We~/they did receive it from man.
That is someone gave us the gospel and taught us what it meant and what must be done in response, Rom.
10:14-17.
Paul was not saying his gospel was different than that of the other Apostles, but that he had received it independently of them.
For me it was in the old Holland Post office where I heard the gospel and believed.
However, it must not be missed that we could not have believed without the work of the Holy Spirit drawing us, John 6:44.
When Jesus asked the disciples who people said He was, Peter answered, "You are the Christ" and Jesus siad it was God who revealed this to him, Matt.
16:17.
We could also compare Phil.
2:13.
The point is that we could not have believed without the work of both the Holy \\ Spirit and man.

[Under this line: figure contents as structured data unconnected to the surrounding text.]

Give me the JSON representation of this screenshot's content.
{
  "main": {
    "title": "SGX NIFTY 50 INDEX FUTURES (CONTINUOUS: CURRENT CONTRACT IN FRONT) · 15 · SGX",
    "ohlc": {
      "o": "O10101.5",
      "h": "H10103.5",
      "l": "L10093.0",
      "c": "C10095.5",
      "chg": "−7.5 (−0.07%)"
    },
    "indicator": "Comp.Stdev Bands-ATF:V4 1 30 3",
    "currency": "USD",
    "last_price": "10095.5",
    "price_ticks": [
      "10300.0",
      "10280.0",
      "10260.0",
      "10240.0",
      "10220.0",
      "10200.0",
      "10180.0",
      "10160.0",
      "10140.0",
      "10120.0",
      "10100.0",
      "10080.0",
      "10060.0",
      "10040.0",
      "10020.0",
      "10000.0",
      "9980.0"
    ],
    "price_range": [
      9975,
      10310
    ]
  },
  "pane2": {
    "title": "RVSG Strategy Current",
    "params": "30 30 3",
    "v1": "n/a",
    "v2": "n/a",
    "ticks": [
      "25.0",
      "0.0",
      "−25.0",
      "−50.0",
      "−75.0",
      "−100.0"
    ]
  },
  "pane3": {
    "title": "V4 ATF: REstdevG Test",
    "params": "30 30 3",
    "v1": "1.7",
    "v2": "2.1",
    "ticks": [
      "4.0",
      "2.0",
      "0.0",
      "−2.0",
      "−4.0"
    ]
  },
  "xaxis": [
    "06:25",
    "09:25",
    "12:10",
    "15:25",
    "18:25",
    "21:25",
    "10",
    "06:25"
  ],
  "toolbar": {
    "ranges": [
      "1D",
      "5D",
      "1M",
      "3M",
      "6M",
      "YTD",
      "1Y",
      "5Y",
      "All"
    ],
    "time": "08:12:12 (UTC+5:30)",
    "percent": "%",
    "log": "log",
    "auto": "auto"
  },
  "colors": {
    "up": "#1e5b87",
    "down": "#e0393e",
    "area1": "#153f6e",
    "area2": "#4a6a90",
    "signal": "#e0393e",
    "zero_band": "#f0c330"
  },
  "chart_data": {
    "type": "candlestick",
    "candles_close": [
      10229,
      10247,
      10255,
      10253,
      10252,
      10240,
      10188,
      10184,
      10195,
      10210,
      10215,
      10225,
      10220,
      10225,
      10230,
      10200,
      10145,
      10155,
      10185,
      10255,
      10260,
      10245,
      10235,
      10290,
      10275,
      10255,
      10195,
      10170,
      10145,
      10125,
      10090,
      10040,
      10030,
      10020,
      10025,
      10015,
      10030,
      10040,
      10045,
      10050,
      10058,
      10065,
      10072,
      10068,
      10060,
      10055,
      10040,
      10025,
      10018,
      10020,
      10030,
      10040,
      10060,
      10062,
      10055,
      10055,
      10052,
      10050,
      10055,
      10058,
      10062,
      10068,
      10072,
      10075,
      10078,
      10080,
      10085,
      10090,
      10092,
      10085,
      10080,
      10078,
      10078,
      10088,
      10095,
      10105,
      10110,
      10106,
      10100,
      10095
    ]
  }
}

Paul believed with just the work of the Lord Jesus Himself.
Conclusion
There are a couple things that this means for us:
1. Clearly salvation is the work of God.
He draws man to himself; He reveals the truth to man; He convicts man of sin, John 16:8.
2. Clearly evangelism is the work of Man.
Romans 10:14ff.
It is our responsibility to tell the good news, to teach it.
God then takes the truth and penetrates man's heart with it, Heb.
4:12 and compels the elect to believe.
We may preach and teach the good news but only God can bring the light to bear on the heart of a man bringing him to salvation.
Thus, belief in the gospel still takes the work of the Holy Spirit in our lives, but it also takes the work of man.
Man must preach and teach the gospel to others.
With Paul, it was entirely the work of the Lord.
In that way, his salvation is different than ours.
And in that way he can make the claim to true Apostleship, having seen the Lord face to face on the Damascus road.
He was not preaching some other gospel but the one that Jesus and the other apostles preached themselves.